If we do the same simulation with an initial condition specified, we can see the "interesting" bit that happens prior to reaching a steady state:
So remember to be aware of the difference between ideal and real world components. If simulation results appear strange, then try adding some ESR/ESL (equivalent series resistance/inductance) and parallel resistances to simulations that correspond with the components you intend to use (datasheet will give values usually)
Also be aware of tolerances, for which monte carlo simulation is very useful.
Finally, here is the circuit with the cap placed in the right place, (although you may want high side current limiting in your final circuit):
Simulation of current through cap and voltage across it, notice the constant 480mA up until the cap is fully charged to 4.8V (initial condition used again to see the cap charging):
One last thing, make sure you do not use the LM741 in your final circuit, it's completely obsolete. Choose a decent general purpose rail to rail input/output opamp (rail to rail means it can swing all the way to each rail at the output and handle voltages up to each rail at the input, many opamps, including the 741, cannot do this - another departure from the convenient world of ideal components)
Best Answer
Your first circuit appears to be a current limiter. If the resistor values are properly chosen, the circuit will clamp the collector current (the current through the transistor and thus your load) at some value. It will not cut power.
The second circuit image you posted is not a complete circuit. The box labelled "Drive Circuit" represents some logic block that you would have to design. It takes feedback and directly turns power on and off to the load. That could be done any number of ways.
If you want something that acts more like a fuse that can be easily reset, something like a latching relay in series with the load could work. I'd probably use a comparator to trigger the relay when the voltage across a shunt resistor went above a threshold.
simulate this circuit – Schematic created using CircuitLab
The relay is a latching type. Rshunt is an appropriately chosen shunt resistor. R1 and R2 are chosen such that they divide to the voltage that triggers the comparator when the current through the load is 1.5A or higher: Vtrigger = 1.5A * Rshunt = Vcc * R2/(R1+R2)
Here are some considerations:
1. Rshunt should be small so it does not steal too much power from the drive circuit.

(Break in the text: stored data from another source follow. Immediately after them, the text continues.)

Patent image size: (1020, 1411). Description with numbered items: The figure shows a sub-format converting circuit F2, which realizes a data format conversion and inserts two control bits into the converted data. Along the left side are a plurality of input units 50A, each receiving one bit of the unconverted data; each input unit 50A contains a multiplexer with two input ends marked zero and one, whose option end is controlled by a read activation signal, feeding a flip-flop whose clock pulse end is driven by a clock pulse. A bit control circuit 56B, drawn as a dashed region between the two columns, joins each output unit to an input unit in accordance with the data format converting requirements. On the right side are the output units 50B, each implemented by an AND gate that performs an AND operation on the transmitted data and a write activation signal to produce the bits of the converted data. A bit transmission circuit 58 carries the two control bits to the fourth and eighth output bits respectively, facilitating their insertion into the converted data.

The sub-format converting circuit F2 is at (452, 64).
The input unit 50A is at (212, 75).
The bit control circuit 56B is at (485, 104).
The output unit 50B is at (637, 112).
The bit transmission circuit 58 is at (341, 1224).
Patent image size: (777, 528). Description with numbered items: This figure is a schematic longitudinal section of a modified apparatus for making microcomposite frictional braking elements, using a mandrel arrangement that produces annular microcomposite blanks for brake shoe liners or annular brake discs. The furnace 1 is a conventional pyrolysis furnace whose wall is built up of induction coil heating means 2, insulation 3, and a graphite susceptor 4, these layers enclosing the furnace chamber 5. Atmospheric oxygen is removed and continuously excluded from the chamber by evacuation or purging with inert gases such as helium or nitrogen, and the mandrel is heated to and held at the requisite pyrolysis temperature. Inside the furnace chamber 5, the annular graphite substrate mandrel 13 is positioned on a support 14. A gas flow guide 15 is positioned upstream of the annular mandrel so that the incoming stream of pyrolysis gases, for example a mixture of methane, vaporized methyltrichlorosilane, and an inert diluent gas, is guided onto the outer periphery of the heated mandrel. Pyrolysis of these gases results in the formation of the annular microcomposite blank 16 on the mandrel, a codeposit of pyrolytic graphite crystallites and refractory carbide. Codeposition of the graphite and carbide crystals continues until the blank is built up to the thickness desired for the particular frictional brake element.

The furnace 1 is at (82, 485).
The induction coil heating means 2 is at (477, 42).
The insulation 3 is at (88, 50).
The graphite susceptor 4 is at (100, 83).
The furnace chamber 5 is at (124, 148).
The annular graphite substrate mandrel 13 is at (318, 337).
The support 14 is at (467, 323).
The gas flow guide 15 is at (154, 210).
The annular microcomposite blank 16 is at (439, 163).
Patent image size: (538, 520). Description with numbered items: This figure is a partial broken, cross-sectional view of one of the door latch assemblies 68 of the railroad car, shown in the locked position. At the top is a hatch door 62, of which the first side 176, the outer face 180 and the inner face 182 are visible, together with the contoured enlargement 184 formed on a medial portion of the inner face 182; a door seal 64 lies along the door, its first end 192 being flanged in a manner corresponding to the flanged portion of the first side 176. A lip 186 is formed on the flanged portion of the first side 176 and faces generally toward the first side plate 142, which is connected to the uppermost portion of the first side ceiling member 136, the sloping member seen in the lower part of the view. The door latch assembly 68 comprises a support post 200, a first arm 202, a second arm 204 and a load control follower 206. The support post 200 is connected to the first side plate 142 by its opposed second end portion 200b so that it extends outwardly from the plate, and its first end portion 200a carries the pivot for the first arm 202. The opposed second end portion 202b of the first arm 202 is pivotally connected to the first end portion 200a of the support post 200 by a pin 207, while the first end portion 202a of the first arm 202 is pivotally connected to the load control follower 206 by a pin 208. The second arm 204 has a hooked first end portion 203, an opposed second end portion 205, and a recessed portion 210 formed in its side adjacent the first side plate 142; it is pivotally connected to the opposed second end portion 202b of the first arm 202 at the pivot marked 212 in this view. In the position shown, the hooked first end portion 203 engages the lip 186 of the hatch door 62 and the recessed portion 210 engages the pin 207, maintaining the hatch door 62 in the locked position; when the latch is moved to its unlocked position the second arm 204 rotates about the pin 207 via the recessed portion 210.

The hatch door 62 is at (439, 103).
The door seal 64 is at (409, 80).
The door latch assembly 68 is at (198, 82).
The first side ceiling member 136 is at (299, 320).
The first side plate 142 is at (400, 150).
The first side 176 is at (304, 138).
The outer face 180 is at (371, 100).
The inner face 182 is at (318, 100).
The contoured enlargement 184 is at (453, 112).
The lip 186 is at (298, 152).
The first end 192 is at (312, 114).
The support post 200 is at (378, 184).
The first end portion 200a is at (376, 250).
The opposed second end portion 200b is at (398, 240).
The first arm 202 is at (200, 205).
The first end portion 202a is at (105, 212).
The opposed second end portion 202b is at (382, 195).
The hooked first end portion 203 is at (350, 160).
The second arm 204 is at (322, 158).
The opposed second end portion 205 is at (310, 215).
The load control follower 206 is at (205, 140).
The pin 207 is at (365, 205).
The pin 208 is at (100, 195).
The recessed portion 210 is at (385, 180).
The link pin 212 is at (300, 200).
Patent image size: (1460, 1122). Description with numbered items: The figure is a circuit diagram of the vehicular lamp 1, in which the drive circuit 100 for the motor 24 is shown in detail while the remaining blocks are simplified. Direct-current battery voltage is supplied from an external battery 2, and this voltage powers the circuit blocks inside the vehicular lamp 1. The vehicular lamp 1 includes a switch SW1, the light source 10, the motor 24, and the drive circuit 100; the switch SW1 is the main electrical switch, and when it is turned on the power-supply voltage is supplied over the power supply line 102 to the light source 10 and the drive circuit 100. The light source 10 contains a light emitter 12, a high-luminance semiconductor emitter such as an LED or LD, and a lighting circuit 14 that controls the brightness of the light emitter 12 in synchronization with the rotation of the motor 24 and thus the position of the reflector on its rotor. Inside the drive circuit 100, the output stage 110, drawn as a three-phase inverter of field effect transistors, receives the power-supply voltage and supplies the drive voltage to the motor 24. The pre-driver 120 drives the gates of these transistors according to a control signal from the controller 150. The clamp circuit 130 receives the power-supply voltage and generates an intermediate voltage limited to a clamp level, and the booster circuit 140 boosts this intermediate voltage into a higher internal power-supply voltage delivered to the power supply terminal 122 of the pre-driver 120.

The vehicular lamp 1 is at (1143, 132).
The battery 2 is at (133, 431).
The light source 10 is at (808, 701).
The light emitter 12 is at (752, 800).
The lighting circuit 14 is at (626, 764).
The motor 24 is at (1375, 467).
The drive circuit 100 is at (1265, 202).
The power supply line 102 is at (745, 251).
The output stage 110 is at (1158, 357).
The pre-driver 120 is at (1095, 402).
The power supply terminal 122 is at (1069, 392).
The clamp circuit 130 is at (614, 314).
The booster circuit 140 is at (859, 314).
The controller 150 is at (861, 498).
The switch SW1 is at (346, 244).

2. This circuit assumes Vcc is a stable voltage source. If it's weak and changes voltage under load, the comparator circuit will not trigger correctly.
3. If you're driving a motor, there might be a temporary current surge on start up that exceeds 1.5A for a short period of time. If that's allowable, you may need to build a low-pass filter into the non-inverting input of the comparator.
4. If you choose a double-coil latching relay (not shown), you can rig a button up to the second coil to reset the relay after it triggers.
5. The coil of the relay may not be compatible with Vcc.